An errorbanned user has errors inserted at random into pages they visit.
I see that there’s a Discourse Shadowban plugin. But shadowban/hellbans are fairly easy for the banned user to discover: just browse the forum logged out.
Would the Discourse team consider implementing slowban or errorban? Or would that have to be a plugin?
What a slowban does that locking a user to trust level 0 (and the consequent rate limits this brings) doesn’t?
IMO locking problematic users, who aren’t as bad to warrant a suspension or a ban, to lower trust levels and they rate limits works fine. It’s what we do on Meta.
Formal suspensions and bans can result in the user retaliating, even off-forum. “A ban! They’re trying to silence me! I’m getting a response and that’s exciting! I’ll try to rally the forum to show how evil the moderators are!”
Secret bans are a way to penalize a user without causing the user to retaliate. Ideally, they just lose interest in the forum.
As Jeff pointed out in the post:
I’ve personally talked to people in charge of large online communities – ones you probably participate in every day – and part of the reason those communities haven’t broken down into utter chaos by now is because they secretly hellban and slowban their most problematic users. These solutions do neatly solve the problem of getting troublesome users to “voluntarily” decide to leave a community with a minimum of drama.

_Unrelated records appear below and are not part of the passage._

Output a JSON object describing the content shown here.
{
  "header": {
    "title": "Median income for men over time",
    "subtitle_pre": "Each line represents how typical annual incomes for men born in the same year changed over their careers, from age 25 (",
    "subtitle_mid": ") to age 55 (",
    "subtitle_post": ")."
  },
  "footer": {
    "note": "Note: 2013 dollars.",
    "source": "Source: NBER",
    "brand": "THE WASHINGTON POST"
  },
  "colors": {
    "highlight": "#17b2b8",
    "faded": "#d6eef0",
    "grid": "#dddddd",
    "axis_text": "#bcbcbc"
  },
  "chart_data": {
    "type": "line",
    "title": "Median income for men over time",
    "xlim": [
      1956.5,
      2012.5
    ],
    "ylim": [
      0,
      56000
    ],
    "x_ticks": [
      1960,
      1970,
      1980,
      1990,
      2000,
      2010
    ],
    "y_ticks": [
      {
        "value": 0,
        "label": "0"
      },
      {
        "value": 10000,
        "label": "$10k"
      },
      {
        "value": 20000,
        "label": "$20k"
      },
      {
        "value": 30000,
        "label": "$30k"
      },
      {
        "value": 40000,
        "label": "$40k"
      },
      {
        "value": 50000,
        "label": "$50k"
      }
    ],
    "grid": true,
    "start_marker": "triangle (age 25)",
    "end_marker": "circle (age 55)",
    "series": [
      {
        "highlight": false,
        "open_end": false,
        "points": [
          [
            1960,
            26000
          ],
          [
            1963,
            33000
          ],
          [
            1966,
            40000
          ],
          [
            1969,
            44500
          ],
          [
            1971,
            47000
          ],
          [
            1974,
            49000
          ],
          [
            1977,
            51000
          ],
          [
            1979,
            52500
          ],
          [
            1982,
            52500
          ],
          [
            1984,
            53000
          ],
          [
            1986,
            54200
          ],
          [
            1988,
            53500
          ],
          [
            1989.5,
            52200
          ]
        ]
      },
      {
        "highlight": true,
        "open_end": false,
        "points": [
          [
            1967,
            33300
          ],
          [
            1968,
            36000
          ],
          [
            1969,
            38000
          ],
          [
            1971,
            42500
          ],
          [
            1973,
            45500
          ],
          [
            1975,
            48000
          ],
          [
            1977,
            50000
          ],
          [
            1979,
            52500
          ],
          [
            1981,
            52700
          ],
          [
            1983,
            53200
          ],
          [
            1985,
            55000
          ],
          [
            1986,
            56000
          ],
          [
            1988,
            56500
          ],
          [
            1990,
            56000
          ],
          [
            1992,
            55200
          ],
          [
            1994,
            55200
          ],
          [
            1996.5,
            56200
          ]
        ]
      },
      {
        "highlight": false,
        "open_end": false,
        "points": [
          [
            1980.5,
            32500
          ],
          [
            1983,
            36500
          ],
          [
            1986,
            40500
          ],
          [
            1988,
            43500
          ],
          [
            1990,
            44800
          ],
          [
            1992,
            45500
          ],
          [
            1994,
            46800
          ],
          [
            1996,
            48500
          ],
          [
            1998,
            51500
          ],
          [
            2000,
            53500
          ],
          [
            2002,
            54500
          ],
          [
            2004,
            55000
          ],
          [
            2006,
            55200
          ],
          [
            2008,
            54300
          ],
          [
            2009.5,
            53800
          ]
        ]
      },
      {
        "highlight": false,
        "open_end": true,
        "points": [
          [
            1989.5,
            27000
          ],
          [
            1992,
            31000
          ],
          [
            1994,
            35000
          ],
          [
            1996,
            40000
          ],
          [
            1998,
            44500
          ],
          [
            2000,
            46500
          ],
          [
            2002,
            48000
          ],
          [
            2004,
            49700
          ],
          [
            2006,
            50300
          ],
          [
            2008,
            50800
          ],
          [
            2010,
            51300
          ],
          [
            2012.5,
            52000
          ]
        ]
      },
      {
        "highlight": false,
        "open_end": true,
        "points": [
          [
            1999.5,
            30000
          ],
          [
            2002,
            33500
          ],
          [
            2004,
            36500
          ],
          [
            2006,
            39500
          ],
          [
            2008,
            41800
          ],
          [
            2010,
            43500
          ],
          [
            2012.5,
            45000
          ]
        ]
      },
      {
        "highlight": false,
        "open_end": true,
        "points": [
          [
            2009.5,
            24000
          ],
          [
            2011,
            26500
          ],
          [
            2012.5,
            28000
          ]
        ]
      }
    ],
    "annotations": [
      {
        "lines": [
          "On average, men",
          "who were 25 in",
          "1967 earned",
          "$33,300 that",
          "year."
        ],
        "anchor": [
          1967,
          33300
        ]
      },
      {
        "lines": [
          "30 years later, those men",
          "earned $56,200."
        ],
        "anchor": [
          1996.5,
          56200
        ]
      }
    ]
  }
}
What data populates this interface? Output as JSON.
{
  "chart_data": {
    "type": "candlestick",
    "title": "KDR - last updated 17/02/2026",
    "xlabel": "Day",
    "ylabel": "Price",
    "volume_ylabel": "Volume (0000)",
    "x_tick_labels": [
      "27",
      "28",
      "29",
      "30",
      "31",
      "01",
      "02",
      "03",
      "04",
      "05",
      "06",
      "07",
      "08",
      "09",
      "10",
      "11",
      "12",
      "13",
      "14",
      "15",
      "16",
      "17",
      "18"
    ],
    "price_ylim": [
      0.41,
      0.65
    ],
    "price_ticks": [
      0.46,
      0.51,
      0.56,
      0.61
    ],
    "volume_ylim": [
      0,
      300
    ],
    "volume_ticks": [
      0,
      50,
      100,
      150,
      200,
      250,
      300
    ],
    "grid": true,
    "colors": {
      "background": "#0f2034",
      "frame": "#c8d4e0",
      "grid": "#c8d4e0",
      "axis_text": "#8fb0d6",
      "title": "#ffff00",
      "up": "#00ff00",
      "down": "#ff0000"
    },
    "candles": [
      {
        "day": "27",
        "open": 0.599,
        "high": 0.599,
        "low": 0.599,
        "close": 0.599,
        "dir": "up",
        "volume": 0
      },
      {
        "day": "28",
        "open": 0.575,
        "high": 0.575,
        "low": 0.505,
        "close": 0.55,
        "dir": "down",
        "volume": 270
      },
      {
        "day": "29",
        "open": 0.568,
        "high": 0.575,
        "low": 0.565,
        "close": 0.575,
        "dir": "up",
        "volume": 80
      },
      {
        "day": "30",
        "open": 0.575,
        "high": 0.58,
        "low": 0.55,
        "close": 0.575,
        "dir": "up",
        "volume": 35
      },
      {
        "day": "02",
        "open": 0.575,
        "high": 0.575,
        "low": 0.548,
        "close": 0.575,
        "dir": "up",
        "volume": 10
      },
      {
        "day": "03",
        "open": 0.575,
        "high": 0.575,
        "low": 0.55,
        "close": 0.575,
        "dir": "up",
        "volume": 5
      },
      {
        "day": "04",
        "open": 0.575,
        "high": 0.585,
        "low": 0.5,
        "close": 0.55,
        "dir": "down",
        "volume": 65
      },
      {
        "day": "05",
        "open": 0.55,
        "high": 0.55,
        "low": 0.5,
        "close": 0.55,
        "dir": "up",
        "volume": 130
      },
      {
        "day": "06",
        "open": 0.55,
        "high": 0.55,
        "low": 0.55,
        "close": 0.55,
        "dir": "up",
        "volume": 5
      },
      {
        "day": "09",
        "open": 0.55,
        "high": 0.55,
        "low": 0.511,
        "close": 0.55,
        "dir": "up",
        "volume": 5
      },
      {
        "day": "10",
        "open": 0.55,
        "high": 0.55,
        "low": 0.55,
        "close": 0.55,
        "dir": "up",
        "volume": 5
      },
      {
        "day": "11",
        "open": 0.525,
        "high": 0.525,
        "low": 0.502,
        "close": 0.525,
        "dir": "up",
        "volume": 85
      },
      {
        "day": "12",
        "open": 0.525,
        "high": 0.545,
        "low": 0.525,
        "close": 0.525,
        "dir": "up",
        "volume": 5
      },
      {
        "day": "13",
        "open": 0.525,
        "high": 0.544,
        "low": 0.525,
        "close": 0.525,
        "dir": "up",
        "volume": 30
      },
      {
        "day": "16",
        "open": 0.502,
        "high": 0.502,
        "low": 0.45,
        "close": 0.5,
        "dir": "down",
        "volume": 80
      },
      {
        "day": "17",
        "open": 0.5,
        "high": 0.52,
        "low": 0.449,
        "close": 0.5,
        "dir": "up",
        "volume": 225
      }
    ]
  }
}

It’s hard to argue with techniques that are proven to work.
That is not what I suggested at all. I asked why not lock this user in a lower trust level in order to rate limit the user, effectively making him post slower (as in less post frequency).
We have no plans in the foreseeable future to build slowban, errorban, hellban, disemvowling, automated retaliatory DoS attacks, downloadfloodban, bitcoinban and any other retaliatory features into the core product.
We also have no plans to build plugins around this area. This kind of stuff would have to be in a third party plugin.
Just bear in mind customers don’t get that option, a potential exists for bitterness, might want to simmer back burner ideas how to get the two to meet, customer desires and workforce responsibilities,
I guess that’s why the limitations, extra work when things don’t mesh well
Another take is that more powerful banning tools answer the same problem as better moderation. While there will always be trolls, many cases of troublesome users can be corrected with consistent and communicative action from mods. A community is not a democracy (so thus enforce the rules of participation), but give people a chance to make better choices with their behavior first. It’s the dignified and respectful thing to do, in my opinion.